Until the past few years, however, that's generally not what happened. CEO pay had been soaring for decades at most firms. But after the near-meltdown on Wall Street in 2008 and several corporate scandals, Congress enacted the Dodd-Frank financial reform act, which requires companies to allow shareholders to approve or disapprove top executives' pay packages at least every three years. Most companies hold annual votes.

The votes are ­nonbinding, but companies must report the vote results and later explain what they did about it.

Only 34 firms failed to get shareholder approval in 2011 and 60 failed last year.

At companies that fail or get a low approval rating below about 75 percent, boards of directors often retool executives' pay plans and some cut future pay, experts said.

Shareholders are "sending a clear message of disapproval to larger compensation packages," said Seattle University researcher Marinilka Kimbro and Gonzaga University's Danielle Xu in a study released last month.

After analyzing say-on-pay voting results at more than 2,000 companies in 2011 and 2012, the researchers concluded that shareholders reacted negatively if CEOs had "abnormal" or "excessive" pay compared with the firm's financial performance and stock returns. The firms' boards of directors reacted to failed votes or weak shareholder approval by adding tougher performance targets and cutting CEOs' raises the following year, they found.

Part of what's feeding this running skirmish between companies and their shareholders is the growing role of proxy review consultants like Institutional Shareholder Services and Glass Lewis. The firms analyze public companies' pay plans and advise pension plans and other institutional investors ahead of firms' annual shareholder meetings.

This year, ISS advised shareholders to vote "no" on Coca-Cola CEO Muhtar Kent's $30.5 million pay package for 2012 "due to a pay-for-performance disconnect driven by high overall pay levels during a period of mediocre performance relative to market, sector and peers."

Kent had gotten a 5 percent raise, similar to Coca-Cola's profit growth last year, but his pay was more than double that of the typical CEO in the company's peer group.
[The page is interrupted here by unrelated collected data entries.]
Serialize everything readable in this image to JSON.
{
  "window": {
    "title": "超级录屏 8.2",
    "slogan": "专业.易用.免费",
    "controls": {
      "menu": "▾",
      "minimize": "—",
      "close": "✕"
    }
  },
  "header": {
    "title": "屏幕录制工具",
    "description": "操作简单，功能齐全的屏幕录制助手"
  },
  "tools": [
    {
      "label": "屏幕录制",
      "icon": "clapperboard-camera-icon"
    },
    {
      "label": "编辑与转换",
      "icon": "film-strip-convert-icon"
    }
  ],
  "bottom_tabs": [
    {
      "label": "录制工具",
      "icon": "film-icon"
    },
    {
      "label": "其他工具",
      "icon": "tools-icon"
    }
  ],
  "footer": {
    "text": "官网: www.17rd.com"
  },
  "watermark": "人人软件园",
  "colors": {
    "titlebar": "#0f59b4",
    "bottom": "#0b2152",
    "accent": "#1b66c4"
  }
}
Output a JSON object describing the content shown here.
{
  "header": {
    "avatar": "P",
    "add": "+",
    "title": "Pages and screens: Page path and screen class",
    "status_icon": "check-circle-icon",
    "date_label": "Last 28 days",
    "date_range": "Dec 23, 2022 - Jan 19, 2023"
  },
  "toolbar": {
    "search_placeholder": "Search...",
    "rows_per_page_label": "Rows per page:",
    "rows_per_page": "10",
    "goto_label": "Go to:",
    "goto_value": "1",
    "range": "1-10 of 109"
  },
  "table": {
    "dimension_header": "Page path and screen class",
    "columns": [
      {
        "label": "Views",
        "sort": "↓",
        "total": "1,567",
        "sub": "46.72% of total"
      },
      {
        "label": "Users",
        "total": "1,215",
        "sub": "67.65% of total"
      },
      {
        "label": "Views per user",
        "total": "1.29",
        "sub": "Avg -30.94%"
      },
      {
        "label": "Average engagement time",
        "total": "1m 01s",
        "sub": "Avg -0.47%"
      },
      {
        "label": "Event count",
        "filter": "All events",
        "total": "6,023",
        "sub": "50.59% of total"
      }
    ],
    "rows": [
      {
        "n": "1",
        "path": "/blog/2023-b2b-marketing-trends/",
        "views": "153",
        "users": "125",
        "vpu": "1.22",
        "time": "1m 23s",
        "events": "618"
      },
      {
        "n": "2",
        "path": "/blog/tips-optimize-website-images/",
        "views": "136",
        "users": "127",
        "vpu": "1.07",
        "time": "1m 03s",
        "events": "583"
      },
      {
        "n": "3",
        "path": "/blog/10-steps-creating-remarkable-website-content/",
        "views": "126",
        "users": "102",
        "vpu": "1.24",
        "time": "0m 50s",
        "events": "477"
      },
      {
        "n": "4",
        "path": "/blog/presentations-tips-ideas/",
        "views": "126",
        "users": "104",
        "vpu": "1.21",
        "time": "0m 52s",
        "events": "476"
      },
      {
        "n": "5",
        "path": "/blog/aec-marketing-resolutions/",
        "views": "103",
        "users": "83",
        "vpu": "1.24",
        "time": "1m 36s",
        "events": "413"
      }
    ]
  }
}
Meanwhile, Coke's stock return was less than half the S&P 500's 16 percent gain last year.

Last month, Coca-Cola responded ahead of its annual meeting by announcing that if its stock return is below-average this year, it will cap executives' bonus awards.

At last month's meeting, Coca-Cola shareholders approved the pay plan, but at a much lower margin — 77 percent of votes compared to last year's 90-plus percent approval.